"I've learned that loving yourself requires a courage unlike any other. It requires us to believe in and stay loyal to something no one else can see that keeps us in the world - our own self-worth" (Book of Awakenings by Mark Nepo. January 25th)
On Tuesday, while folding laundry, I put on the Oprah show. It was a retrospective show on the evolution of the discourse on being gay and coming out over the 20 years of the Oprah show. It spanned the changes in the public discourse from when "being gay" was taboo and shunned, to the present time when the public discourse is more focused on acceptance and an open dialogue. What allowed the evolution of the discourse was the courage of many individuals, including high-profile celebrities, to speak out and come out about being gay. One such individual featured on the Oprah show was Greg Louganis, who in 1995, chose to live an authentic life by coming out publicly and announcing that he was also HIV positive. At the time of his interview with Oprah in 1995, he said that his reasons for coming out were that he was tired of living life as a fake, constantly having to edit himself, and living with the fear that "How could anybody accept me if they really knew me." But after many years of living as a "fake" and hiding of his true self, Louganis realized that he wanted to live his life "openly and with honesty".
When Louganis came out as an openly gay male, he mostly did so for himself, in order to live authentically no matter what the reaction from others would be. By choosing courage over fear, he declared that he was worthy just as he was. What he didn't know was that his courage would inspire others to live an authentic life. On Tuesday's show, Oprah talked about a young man, Michael, who was 12 years old when Greg Louganis appeared on the 1995 show. When Michael heard Louganis speak about the reasons for his coming out and the need to live life authentically, he realized that being gay still meant that you were worthy of love and was no longer something to be feared. "I'd never seen another gay person. I thought I was the only one." Validation, inspiration, love and self-worth, were gifts that Louganis gave this young boy that day that allowed him to live a life without questioning his self-worth in the world and without fear of the day when he came out. He talked about how his mother asked him "Do you think you're gay?" and his response was "No, Mom. I don't think I'm gay. I know I'm gay." That is the response of a confident, self-assured young man.
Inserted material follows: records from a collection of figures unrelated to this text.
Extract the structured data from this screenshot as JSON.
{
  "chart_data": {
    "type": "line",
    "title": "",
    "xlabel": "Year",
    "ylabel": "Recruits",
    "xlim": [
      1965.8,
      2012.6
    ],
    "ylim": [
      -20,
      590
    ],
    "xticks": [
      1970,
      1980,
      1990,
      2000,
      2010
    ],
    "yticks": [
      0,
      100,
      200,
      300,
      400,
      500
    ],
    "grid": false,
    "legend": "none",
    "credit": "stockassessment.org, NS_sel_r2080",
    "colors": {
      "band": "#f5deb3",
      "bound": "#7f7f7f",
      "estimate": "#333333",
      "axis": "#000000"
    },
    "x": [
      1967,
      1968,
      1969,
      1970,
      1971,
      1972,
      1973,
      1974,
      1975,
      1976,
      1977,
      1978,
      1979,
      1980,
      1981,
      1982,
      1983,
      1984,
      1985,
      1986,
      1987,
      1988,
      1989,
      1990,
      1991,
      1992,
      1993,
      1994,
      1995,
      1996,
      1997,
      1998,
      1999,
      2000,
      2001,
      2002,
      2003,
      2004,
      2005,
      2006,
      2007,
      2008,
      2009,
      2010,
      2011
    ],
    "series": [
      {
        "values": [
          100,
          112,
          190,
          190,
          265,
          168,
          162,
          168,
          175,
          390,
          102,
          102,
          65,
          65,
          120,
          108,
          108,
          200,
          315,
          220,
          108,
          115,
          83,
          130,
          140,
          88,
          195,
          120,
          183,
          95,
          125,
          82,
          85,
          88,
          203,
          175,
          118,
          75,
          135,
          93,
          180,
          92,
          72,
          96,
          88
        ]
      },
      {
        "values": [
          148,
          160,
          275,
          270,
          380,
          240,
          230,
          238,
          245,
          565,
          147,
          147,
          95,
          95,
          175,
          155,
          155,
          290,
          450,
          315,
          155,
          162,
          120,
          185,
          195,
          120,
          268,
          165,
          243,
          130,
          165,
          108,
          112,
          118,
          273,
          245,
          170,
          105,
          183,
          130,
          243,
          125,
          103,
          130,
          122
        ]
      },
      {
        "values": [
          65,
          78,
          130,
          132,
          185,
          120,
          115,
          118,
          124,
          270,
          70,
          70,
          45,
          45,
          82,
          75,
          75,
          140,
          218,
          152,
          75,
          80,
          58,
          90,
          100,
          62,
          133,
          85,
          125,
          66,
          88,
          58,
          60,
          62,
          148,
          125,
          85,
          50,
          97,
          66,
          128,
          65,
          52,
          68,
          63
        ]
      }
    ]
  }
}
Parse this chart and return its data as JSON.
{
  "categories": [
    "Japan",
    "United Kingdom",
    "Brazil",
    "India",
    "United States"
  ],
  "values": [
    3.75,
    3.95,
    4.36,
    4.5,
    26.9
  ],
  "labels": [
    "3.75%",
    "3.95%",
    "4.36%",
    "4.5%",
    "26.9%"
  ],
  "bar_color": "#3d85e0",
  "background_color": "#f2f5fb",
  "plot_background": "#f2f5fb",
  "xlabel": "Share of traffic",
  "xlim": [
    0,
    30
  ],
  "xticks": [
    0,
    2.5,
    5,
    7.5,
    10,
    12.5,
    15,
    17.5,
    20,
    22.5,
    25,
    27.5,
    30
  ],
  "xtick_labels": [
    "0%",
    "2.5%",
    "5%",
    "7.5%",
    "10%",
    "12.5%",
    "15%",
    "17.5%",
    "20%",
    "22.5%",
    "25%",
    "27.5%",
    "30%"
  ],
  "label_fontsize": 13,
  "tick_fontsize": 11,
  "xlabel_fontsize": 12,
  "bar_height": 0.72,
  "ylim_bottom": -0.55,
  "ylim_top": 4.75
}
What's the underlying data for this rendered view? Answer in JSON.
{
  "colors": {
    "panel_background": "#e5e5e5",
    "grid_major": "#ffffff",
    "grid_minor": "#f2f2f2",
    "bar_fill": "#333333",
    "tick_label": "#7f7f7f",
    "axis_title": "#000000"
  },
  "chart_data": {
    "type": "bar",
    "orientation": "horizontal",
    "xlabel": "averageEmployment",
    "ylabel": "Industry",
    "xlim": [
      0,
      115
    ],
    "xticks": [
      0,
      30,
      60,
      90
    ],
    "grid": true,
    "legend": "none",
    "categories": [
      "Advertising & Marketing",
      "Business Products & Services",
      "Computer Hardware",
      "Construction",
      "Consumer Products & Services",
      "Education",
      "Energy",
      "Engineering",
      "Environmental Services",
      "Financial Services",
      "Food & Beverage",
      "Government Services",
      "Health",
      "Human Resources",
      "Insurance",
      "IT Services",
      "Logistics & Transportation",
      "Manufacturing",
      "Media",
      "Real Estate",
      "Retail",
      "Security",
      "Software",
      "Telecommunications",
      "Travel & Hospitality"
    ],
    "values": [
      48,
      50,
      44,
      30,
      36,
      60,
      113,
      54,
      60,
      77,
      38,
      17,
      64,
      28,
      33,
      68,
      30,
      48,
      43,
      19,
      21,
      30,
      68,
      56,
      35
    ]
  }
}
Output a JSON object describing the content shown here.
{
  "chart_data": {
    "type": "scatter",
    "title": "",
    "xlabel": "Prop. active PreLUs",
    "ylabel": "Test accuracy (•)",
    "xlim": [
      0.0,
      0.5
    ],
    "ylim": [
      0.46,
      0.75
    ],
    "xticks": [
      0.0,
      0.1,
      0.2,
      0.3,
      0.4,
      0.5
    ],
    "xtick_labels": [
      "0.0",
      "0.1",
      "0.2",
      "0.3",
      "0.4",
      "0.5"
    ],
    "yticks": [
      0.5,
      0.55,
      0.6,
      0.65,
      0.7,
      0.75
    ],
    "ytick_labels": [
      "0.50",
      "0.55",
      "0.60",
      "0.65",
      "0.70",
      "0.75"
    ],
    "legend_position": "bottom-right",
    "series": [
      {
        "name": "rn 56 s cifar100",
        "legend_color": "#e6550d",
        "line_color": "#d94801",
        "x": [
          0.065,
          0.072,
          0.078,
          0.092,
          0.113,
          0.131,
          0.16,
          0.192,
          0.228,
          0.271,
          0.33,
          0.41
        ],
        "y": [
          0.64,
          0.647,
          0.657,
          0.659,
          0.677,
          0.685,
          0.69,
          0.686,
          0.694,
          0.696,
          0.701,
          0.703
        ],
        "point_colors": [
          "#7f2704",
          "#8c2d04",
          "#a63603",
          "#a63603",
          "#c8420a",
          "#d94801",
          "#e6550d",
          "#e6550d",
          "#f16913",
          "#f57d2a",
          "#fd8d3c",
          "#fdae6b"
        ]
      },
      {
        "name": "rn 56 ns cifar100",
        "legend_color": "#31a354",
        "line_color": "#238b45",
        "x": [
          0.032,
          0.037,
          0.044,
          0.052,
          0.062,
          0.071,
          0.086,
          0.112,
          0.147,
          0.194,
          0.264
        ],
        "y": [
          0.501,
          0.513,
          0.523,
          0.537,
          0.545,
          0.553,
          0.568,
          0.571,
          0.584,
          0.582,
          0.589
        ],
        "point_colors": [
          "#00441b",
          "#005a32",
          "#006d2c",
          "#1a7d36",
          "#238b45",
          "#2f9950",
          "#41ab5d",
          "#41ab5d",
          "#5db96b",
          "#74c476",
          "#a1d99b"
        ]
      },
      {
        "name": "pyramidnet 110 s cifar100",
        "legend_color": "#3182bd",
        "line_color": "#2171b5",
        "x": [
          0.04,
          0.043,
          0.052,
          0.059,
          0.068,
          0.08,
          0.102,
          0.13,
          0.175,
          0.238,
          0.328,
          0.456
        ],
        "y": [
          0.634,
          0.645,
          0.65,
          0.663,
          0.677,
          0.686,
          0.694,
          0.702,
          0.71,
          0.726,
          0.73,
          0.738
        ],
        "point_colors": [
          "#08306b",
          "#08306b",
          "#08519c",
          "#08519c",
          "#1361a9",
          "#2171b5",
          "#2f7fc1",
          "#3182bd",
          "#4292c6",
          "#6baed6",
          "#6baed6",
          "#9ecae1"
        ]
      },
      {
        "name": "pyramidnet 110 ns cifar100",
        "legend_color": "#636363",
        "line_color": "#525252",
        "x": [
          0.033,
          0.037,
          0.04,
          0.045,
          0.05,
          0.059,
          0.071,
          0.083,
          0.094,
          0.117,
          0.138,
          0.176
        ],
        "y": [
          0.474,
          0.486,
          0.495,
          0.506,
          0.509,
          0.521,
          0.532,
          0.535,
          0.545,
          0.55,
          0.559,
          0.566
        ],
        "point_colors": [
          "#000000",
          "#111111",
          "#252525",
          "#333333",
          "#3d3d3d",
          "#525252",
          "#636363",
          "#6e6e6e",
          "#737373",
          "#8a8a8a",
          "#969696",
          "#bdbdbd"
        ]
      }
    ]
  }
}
Watching this show and the story of Louganis and Michael was a joy for me. It really showed how beneficial it is for your "self" to embrace who you are and to live your life with authenticity. It takes great courage to embrace our differences, our weaknesses, our vulnerability and expose them to others, but it is necessary to do so if we hope to live a life of authenticity, rather than a fake life in which we desperately try to morph into the socially-accepted norm in order to fit in.
By the way, as Dr Brené Brown explains in the video from my previous post, the word Courage from it's linguistic roots means "telling the story of who you are with your whole heart." Dr Brown also realized that the happiest people are those who "were willing to let go of who they thought they should be in order to be who they were (....) who fully embraced their vulnerability because they realized that "what made them vulnerable is also what made them beautiful."
So don't be afraid to spread your wings, embrace who you are, and shout it to the world. You happiness will be increase and you might become a role model who inspires others to do the same.
What are you going to do for your "Me" today?